2. Of course Curve25519 is designed for Montgomery form, but the wide spread Weierstrass curves also have well-designed prime number. To what extent will the curve parameters affected the performance of Montgomery/Edward scalar_mult?

Answer 1

Curves P-256 and Secp256k1 cannot be converted to Montgomery or Edwards forms because they are of prime order.

Let's take the example of Secp256k1 and try to convert it to a Montgomery curve:

A Montgomery curve $by^2=x^3+ax^2+x$ has a point of order 2. Such a point verifies $2P=\mathcal{O}$ or think of it equivalently $P=-P$ which means $(x,y)=(x,-y)$ so these points are on the $x$-axis. It is obvious then that the point $(0,0)$ on a Montgomery curve has order 2. Now given the secp256k1 curve $y^2\equiv x^3+7 \pmod p$ where $p=2^{256}-2^{32}-2^9-2^8-2^7-2^6-2^4-1$, we are looking for points on the $x$-axis which means those that satisfy $x^3 \equiv -7 \pmod p$. There is no solution to this modular cubic equation.

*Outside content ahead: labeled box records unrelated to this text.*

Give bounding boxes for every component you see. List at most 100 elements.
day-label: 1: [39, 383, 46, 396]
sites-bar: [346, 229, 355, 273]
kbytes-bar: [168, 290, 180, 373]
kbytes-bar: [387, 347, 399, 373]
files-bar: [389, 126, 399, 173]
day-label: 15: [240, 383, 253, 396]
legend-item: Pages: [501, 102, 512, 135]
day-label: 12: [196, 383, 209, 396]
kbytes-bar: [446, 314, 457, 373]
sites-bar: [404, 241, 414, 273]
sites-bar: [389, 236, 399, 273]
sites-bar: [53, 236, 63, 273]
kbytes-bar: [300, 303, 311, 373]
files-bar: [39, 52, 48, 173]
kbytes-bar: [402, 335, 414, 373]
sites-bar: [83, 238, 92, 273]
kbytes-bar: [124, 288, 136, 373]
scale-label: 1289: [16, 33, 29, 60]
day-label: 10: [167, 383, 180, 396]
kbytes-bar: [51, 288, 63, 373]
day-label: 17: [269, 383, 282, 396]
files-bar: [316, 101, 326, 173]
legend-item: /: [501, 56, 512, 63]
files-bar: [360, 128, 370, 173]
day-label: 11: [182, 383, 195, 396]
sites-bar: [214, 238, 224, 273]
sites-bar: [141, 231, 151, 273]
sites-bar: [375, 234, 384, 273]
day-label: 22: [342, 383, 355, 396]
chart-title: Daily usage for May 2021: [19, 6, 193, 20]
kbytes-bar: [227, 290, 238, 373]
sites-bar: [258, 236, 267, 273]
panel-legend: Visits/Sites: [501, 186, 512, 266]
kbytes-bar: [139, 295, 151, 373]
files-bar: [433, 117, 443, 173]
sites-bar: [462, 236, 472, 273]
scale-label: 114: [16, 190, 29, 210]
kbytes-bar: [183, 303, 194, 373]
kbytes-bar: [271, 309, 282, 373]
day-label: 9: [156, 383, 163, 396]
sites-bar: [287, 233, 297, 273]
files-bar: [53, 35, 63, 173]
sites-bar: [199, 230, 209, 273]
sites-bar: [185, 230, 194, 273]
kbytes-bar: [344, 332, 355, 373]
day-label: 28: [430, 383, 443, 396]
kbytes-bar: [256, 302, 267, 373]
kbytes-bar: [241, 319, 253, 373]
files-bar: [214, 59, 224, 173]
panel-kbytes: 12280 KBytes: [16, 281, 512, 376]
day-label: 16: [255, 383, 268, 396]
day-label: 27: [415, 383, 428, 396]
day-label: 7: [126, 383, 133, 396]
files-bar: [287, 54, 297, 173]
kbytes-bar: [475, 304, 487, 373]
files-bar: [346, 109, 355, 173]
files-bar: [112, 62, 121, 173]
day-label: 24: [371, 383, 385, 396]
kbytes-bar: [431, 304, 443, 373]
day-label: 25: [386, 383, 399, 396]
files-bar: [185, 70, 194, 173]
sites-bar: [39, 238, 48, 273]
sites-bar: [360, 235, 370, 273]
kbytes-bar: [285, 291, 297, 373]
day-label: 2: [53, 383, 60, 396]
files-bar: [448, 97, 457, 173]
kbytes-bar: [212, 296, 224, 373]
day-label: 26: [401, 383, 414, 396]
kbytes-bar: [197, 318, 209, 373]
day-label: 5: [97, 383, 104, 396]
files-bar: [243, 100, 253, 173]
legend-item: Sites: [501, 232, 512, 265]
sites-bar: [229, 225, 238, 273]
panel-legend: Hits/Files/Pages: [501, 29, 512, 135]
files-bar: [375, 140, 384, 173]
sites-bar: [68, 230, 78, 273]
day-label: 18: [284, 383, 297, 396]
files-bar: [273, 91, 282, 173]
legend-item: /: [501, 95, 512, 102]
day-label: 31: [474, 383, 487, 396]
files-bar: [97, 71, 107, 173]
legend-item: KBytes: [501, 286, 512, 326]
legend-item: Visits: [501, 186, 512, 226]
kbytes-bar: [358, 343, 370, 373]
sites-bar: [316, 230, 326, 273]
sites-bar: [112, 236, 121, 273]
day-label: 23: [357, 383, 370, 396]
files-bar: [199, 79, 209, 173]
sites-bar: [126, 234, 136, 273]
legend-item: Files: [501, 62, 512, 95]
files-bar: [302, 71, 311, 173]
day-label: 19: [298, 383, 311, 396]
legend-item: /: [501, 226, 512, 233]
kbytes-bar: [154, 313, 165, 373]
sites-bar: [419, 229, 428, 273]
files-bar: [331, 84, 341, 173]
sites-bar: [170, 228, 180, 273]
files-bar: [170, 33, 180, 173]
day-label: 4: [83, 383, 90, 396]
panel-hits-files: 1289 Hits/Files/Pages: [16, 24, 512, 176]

In general curve P-256 and Secp256k1 cannot be converted to Montgomery form because they have a prime order ($\ne 2$) and thus they cannot have a point of order $2$ (otherwise $2$ would divide a prime number beacause of Lagrange's theorem).

The same reasoning works for Edwards curve $x^2+y^2=1+dx^2y^2$ because the point $(0,-1)$ has order $2$ and the points $(\pm 1, 0)$ have order $4$.